Similar to Week 1 project with some updates:
- Use class "Product" (OOP) to temporily save product values from HTML, instead of a dictionary.
- Save items to SQLite database, instead of a dataframe and a excel file.
- Extra features: Continue crawling where the script left when interupted by using SQLite database (catgories and tiki_products tables) as backup source, instead of a excel file.
- Continue to crawl the next item in a page;
- Or continue the next page;
- Or continue the next category.
It took more than 4 hours to finish crawling all categories urls.
Total sub categories in each main categories
"Homes for Life" (Nhà Cửa Đời Sống) has the biggest number of sub categories: 600 sub categories.
Total products in each main categories
Big number of sub categories of "Homes for Life" (Nhà Cửa Đời Sống) is due to the big number of products.
Top 10 sub categories with highest number of products
Number of products of each category usually reachs the maximum of 1000. Tiki database contains more than that, but not showing on the website.
However, there are 3 categories breaks the rule: "Bộ chăn ga, ra, drap" (Blankets, sheets), "Tranh canvas" (Canvas pictures), "Đồ chơi" (Toys) have over 4000 products and up to 200 pages.
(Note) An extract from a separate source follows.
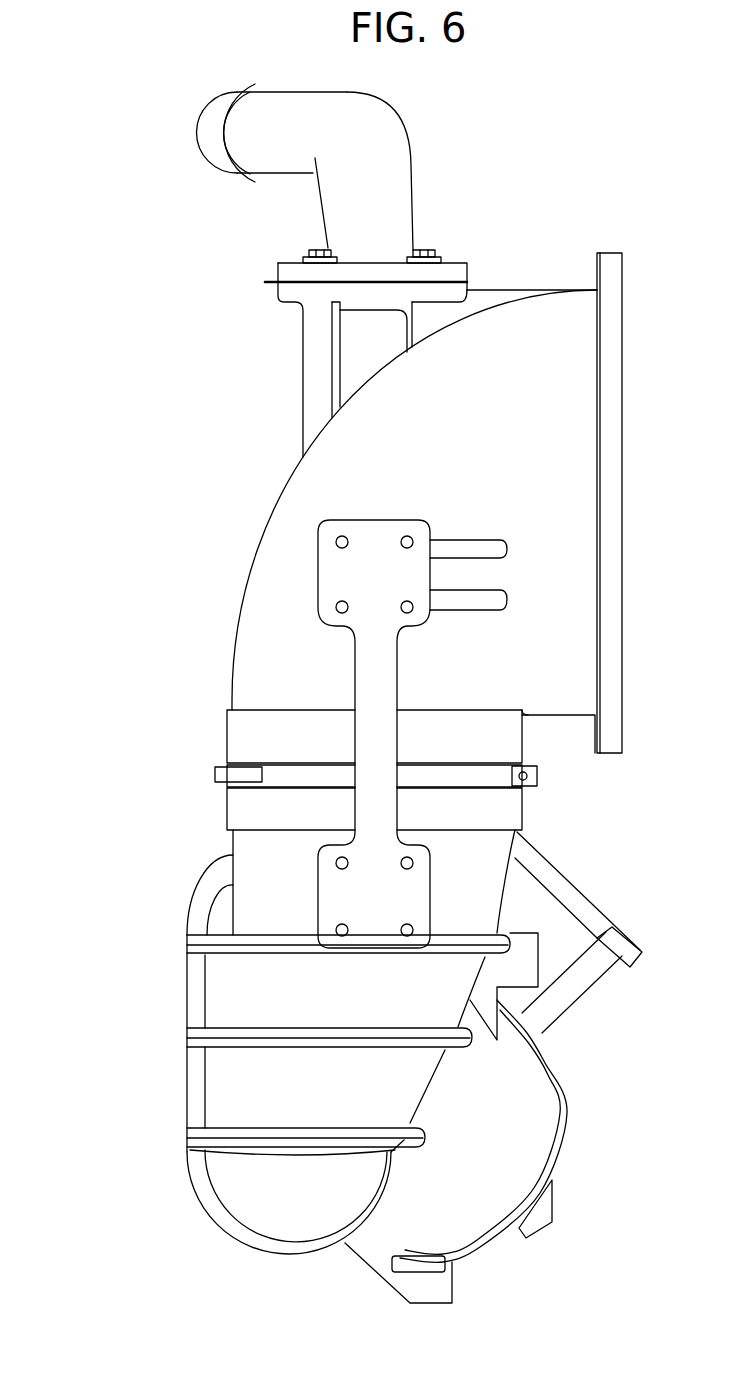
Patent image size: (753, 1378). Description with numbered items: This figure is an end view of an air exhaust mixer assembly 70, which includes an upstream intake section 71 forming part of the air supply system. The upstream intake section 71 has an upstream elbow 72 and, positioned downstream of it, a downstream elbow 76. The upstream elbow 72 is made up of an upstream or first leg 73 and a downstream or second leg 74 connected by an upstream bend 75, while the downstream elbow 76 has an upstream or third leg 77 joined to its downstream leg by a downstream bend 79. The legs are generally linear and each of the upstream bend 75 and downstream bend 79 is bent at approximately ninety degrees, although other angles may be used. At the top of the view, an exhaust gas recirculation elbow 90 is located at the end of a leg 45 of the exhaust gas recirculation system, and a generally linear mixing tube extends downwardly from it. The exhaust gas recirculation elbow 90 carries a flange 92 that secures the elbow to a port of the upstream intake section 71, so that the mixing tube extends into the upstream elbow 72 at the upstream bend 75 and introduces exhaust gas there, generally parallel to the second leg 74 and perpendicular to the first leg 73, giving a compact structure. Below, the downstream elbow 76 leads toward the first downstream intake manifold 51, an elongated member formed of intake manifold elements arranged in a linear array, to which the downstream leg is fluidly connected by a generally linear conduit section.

Not sure how the script can scrawl such data because with UI on the webpage, pages above 21 can not be accessed.
All products in those 3 categories are only duplicated because Tiki place the same product in different places with the product links are also different.
700k products on the website may be only 10% of products in Tiki database.
It took more than 19 hours to finish crawling all products in all categories.
Average current price of each main categories
Unit: 10,000,000 VND (10 million VND)
Price after discount.
Electronics (Điện tử - điện lạnh) has the highest average price, over 10 million VND.
Highest price: Harley Davidson FXDRS 2019 (Xe Mô Tô Harley Davidson FXDRS - 2019) - 799,500,000 VND
A sample of 0 VND price: Box of 10 Volluto Coffee Capsule Capsules - Nespresso (Hộp 10 Viên Nén Capsule Cà Phê Volluto - Nespresso) due to out of stock
Lowest price: Zinc Branches (Kẽm Cành) - 1,920 VND
Product position on a page vs Discount rate (only considering products having discount rate > 0%)
Position number 7, 17, 27, 37, 47 usually do not have discount range of 40-60%. Popular discount percentage: 10, 20, 30, 40, 50.
Product page number vs Discount rate (only consiering products having discount rate > 0%)
Discounted products are mostly placed on page 1 to page 6. After page 6, the number of discounted products starts decreasing.